Ann Rheum Dis 2002;61(Suppl II):ii84–ii86
Rheumatoid arthritis (RA) is characterised by the presence of
an inflammatory synovitis accompanied by destruction of
joint cartilage and bone. Destruction of cartilage matrix
results predominantly from the action of connective tissue
proteinases released by RA synovial tissues, chondrocytes,
and pannus tissue. Several lines of evidence in RA and in
animal models of arthritis support a role for osteoclasts in the
pathogenesis of bone erosions. RA synovial tissues produce
a variety of cytokines and growth factors that may increase
osteoclast formation, activity, and/or survival. These include
interleukin 1α (IL1α) and β, tumour necrosis factor α (TNFα),
IL11, IL17, and macrophage colony stimulating factor
(M-CSF). Receptor activator of NFκB ligand (RANKL) is an
essential factor for osteoclast differentiation and also
functions to augment T cell-dendritic cell cooperative interactions. CD4+ T cells and synovial fibroblasts derived from RA
synovium are sources of RANKL. Furthermore, in collagen
induced arthritis (CIA), blockade with osteoprotegerin
(OPG), a decoy receptor for RANKL, results in protection
from bone destruction.
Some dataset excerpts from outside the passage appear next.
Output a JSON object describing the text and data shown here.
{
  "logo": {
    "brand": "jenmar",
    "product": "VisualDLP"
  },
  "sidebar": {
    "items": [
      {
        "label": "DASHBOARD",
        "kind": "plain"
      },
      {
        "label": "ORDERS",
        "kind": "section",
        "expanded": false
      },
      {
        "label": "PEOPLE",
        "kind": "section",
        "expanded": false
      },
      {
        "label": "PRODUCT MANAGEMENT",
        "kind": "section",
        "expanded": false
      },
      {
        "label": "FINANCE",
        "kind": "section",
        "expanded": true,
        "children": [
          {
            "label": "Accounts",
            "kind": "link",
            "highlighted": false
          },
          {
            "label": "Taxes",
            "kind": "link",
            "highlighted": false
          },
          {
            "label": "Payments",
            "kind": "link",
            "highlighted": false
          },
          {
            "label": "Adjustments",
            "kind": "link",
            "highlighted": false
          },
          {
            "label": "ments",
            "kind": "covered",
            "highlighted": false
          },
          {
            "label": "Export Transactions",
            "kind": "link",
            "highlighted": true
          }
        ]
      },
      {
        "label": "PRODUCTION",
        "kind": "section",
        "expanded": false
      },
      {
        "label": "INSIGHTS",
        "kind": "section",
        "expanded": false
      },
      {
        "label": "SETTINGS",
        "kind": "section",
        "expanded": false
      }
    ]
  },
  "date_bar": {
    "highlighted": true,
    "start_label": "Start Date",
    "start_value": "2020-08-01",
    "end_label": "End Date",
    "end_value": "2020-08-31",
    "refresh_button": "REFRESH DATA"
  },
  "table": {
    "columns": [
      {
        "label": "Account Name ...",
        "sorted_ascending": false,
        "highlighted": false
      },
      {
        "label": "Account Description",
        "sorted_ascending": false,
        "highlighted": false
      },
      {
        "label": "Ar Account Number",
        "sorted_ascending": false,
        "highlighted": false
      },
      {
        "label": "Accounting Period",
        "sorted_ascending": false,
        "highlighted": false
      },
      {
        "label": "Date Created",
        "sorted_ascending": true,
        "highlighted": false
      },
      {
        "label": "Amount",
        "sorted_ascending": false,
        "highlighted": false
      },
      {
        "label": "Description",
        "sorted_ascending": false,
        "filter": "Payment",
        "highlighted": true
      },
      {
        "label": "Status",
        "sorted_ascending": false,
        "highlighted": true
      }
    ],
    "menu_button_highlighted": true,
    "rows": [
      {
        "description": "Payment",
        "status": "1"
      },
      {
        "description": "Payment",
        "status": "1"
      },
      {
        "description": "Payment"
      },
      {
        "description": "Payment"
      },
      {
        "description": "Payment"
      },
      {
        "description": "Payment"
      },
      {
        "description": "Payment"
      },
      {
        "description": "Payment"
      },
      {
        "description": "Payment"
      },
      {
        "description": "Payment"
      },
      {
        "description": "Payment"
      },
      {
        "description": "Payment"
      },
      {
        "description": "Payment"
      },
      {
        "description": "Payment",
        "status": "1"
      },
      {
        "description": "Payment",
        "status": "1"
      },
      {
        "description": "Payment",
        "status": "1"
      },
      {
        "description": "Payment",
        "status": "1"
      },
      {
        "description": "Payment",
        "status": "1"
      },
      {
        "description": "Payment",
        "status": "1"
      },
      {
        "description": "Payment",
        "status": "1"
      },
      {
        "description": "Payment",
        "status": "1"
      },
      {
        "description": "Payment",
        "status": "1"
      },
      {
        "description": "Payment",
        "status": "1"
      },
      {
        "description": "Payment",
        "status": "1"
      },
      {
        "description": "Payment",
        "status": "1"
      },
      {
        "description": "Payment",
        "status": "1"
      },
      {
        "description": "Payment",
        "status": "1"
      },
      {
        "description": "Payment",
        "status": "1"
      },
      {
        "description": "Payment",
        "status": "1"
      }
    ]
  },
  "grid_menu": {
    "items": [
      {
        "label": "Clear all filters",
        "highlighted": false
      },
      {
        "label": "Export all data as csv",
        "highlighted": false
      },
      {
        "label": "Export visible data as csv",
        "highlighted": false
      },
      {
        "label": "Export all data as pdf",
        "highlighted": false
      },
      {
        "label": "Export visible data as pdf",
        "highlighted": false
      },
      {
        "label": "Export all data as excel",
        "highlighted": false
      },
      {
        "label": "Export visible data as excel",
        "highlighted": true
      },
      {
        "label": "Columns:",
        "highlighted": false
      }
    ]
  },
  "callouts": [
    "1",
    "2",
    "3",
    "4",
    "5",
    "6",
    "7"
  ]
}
To further evaluate the role of
osteoclasts in focal bone erosion in arthritis, arthritis was
generated in the RANKL knockout mouse using a serum
transfer model. Despite ongoing inflammation, the degree of
bone erosion in arthritic RANKL knockout mice, as assessed
by microcomputed tomography and correlated histopathological analysis, was dramatically reduced compared with
that seen in arthritic control mice. Cartilage damage was
present in both the arthritic RANKL knockout mice and in
arthritic control littermates, with a trend toward milder cartilage damage in the RANKL knockout mice. This study
supports the hypothesis that osteoclasts play an important
part in the pathogenesis of focal bone erosion in arthritis,
and reveals distinct mechanisms of cartilage destruction and
bone erosion in this animal model of arthritis. Future
directions for research in this area include the further investigation of a possible direct role for the RANKL/RANK/OPG
system in cartilage metabolism, and the possible role of other
cell types and cytokines in bone erosion in arthritis.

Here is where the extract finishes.